8 Haw. 199 | Haw. | 1891
Opinion or the Court, by
The defendants were convicted in the Police Court of Honolulu on the 3rd day of December, 1890, of violating Chapter XL. of the Laws of 1886, and appealed to the Supreme Court, and their case was entered on the calendar of cases for the January Term. Early in the term the Attorney-General filed a motion that the case “ be stricken from the Calendar on'Jthe ground that no appeal lies from a conviction on the charge of vagrancy,” and requested the Court to reserve the question raised by the motion for the consideration of the Court in Banco. The matter was argued before this Court during the January Term.
The Attorney-General contends that no appeal lies from a conviction of vagrancy under the precedents of the Common Law, and refers to the Hawaiian case of The King vs. Coffee,
Chapter XL. of the Laws of 1886 is entitled, “ An Act to amend Section 1 of Chapter XXXVII. of the Penal Code and the Act amendatory thereof, relating to vagrants and idle and disorderly persons.” This amendment has, in some respects, radically modified the original law, which provides for the punishment of offenses which are defined rather as conditions of living or habitual methods of obtaining a subsistence, than acts; for instance, habitual begging by an able-bodied person, or living in idleness and eating the food of others by one without visible means of support. The amended law, on the other hand, has added several offenses which are.acts, such as soliciting alms, subscriptions or contributions under false pretense, or entering by night without lawful excuse a dwelling-house, warehouse, outhouse or enclosed yard.

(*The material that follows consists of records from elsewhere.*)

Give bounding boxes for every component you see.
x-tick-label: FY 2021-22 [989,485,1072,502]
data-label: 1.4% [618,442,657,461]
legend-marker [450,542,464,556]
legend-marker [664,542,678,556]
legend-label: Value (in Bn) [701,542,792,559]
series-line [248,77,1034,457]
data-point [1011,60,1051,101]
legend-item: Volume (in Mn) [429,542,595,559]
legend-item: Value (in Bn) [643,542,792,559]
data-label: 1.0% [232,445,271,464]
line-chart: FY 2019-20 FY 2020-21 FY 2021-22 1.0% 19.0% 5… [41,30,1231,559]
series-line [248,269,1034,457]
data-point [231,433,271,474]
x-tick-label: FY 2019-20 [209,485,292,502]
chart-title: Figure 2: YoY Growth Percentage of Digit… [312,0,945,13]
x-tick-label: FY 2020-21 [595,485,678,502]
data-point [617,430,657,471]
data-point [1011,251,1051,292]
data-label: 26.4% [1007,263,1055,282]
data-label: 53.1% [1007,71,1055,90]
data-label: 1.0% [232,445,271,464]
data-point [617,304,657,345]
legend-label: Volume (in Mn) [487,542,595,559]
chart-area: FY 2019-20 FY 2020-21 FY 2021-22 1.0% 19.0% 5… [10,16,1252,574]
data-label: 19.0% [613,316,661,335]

Vagrancy being a status rather than an act, a person found guilty of the last-mentioned offenses and punished therefor is not thereby convicted of vagrancy, even though the two classes of offenses are defined in the same act and punished with the same penalties.
The evidence, upon which the conviction of the defendants in the Police Court was based, shows that if they are guilty of violating the law in question, they are guilty because of the commission of an act, and not because of any habitual condition of living: to wit, entering by night without lawful excuse a building or an enclosed yard.
Whatever may be the Common Law rule as to appeals from convictions of vagrancy, it does not seem that such a rule would apply under the above reasoning to the case before the Court, supposing our statute law to be silent on the subject. We find, however, that our law (Chap. 62 Laws 1886) gives the right of appeal from the Police and District Courts in all cases, civil and criminal. Under these circumstances, Common Law precedents cannot affect the rights of parties to their appeal.
We therefore overrule the motion for dismissal of the appeal.